The reality in Africa could not be any more different.
A third wave is now taking root with an increase of infections continent-wide of 26% over the past week.
In South Africa, COVID-19 cases have more than doubled in the last 24 hours while Uganda has recorded a 131% week-on-week rise in infections.
The UN-backed COVAX vaccination facility, which was set up to provide cost-free inoculations to poorer nations, has delivered just a fraction of the doses needed to protect the public.
Of 66 million doses promised to COVAX by the end of June, only 20 million have been delivered, according to the World Health Organisation (WHO).
In large part, this is a problem of manufacturing capacity.
African nations were reliant on the Serum Institute of India to provide AstraZeneca vaccines but the institute's supplies were redirected after the outbreak of the so-called 'Delta variant' in India this spring.
Five countries in Africa have now exhausted their COVAX supplies and another five are running vaccination programmes with jabs donated by fellow African countries.
Some 18 months after the virus arrived, Africa's COVID-19 protection plan is anything but effective.
In fact, Africa only accounts for 1% of the 2.1 billion doses administered internationally.
The UK government's donation of 100 million doses - along with a commitment from the US to provide 500 million Pfizer jabs - will be greeted positively in African capitals.
But health officials will need to access these vaccinations quickly if they are going to save the lives of their citizens.
Organisations like the WHO and UNICEF have been calling on wealthier nations to donate vaccines from their own domestic stocks to bridge the gap before new manufacturing capacity is found towards the end of the year.

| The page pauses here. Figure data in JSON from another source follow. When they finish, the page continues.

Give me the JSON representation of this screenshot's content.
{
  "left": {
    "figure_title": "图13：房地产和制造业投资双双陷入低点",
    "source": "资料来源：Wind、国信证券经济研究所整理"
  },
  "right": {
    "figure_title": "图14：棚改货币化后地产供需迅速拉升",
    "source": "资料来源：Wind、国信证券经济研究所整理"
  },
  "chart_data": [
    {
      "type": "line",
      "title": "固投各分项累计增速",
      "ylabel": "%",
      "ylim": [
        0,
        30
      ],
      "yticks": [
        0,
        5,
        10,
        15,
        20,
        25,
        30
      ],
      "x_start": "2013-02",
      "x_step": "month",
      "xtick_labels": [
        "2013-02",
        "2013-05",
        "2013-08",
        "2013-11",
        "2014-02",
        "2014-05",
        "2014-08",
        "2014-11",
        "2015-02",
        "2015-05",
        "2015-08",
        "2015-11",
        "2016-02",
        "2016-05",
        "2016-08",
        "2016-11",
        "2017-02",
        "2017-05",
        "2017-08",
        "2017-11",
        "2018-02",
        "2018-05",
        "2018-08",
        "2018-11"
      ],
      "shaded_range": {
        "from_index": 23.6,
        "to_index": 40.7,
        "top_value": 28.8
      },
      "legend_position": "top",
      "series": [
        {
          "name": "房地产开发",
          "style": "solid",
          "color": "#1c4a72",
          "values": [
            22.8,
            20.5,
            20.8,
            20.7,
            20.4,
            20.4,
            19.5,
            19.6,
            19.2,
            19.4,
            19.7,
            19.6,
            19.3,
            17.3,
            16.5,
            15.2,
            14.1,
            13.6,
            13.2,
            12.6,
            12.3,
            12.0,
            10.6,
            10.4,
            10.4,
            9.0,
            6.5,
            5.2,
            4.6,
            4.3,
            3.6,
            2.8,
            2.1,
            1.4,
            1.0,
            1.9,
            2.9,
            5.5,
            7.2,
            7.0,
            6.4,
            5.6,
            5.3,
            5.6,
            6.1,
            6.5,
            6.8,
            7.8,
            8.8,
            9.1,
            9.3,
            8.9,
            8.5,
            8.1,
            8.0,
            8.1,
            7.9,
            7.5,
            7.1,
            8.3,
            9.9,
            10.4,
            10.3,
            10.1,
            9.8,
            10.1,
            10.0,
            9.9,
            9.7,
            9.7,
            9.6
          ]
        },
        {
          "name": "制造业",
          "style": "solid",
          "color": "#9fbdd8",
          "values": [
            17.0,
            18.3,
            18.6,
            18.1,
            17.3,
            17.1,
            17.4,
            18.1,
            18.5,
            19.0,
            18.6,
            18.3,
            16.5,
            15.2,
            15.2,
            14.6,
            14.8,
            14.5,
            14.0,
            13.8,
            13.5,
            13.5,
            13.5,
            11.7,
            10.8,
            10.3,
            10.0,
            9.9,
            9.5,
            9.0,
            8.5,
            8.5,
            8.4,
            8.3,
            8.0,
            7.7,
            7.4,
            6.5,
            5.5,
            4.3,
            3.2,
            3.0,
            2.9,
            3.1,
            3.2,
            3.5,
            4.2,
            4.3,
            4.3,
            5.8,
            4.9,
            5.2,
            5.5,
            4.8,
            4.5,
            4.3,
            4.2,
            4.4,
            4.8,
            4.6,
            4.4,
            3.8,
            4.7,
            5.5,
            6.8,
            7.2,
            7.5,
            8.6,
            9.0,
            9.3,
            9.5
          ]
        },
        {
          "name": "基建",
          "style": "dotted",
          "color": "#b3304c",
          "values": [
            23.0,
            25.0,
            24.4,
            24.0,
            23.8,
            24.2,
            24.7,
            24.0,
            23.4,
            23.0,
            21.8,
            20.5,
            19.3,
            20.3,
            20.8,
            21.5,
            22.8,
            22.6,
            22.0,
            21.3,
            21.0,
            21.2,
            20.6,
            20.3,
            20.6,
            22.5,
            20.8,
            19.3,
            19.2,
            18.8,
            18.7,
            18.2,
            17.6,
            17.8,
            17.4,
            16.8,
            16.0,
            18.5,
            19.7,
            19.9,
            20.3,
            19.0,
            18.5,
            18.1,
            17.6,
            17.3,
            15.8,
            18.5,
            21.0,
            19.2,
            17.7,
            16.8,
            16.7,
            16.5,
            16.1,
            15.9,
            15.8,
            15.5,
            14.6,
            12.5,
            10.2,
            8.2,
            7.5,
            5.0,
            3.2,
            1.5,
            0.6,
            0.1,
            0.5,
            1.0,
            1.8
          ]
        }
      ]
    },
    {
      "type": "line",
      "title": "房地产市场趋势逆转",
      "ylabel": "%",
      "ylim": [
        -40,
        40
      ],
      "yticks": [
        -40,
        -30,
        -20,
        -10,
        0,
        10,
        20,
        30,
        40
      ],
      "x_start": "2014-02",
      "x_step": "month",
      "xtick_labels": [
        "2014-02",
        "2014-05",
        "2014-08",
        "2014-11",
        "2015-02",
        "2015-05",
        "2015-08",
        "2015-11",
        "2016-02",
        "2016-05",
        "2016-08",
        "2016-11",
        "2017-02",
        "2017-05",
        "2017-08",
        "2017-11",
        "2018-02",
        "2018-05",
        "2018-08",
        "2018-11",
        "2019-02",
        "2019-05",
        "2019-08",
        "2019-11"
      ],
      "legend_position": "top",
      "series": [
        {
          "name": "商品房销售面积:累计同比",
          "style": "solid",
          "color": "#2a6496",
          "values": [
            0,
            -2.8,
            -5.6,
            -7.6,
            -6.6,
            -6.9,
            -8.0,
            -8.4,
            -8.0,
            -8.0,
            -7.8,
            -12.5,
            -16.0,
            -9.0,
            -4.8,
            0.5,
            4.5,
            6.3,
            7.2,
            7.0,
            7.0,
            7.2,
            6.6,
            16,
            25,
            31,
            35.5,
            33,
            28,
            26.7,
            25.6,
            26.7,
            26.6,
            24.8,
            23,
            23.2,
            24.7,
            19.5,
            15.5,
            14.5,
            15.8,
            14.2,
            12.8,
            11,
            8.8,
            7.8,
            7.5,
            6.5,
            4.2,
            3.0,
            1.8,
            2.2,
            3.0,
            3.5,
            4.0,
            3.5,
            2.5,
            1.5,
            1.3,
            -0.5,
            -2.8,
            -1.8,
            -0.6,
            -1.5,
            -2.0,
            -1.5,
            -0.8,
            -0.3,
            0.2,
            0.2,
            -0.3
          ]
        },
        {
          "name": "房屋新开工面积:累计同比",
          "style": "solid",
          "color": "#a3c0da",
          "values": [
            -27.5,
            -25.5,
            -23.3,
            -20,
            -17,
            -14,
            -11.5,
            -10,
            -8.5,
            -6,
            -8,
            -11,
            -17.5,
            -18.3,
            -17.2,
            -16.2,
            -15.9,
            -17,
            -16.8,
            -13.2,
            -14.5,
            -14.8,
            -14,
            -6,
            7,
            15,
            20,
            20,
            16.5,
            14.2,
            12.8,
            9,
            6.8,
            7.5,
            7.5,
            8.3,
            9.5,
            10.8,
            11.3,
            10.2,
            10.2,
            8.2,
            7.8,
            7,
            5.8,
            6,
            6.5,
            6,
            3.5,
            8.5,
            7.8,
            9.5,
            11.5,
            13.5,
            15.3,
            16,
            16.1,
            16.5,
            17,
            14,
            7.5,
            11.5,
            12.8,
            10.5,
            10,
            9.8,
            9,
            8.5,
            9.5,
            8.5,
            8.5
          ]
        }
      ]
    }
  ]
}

Of the 100 million doses the UK says it will be providing, it says only five million will be provided to poorer countries by the end of the September.
Yet the WHO is looking for 225 million jabs to meet its target of vaccinating 10% of the population on the continent.
Completing the two-dose regime of the AstraZeneca vaccine has created great anxiety in Africa.
Upon receipt of the first dose, health officials were encouraged to distribute it as widely as possible, yet they have struggled to get their hands on the second jab.
Millions of key health workers and vulnerable people face the prospect of not completing the coronavirus vaccine regime.
France was the first country to donate from its own domestic supply and it has now sent one million doses to eight African nations.
Lesotho was one of those nations which took possession, with 36,000 doses arriving this week.
The health minister, Semano Sekatle, said he had been "frustrated by the delays".
"We received our first batch in March… it was a huge problem that frightened us but luckily we managed to get this second batch."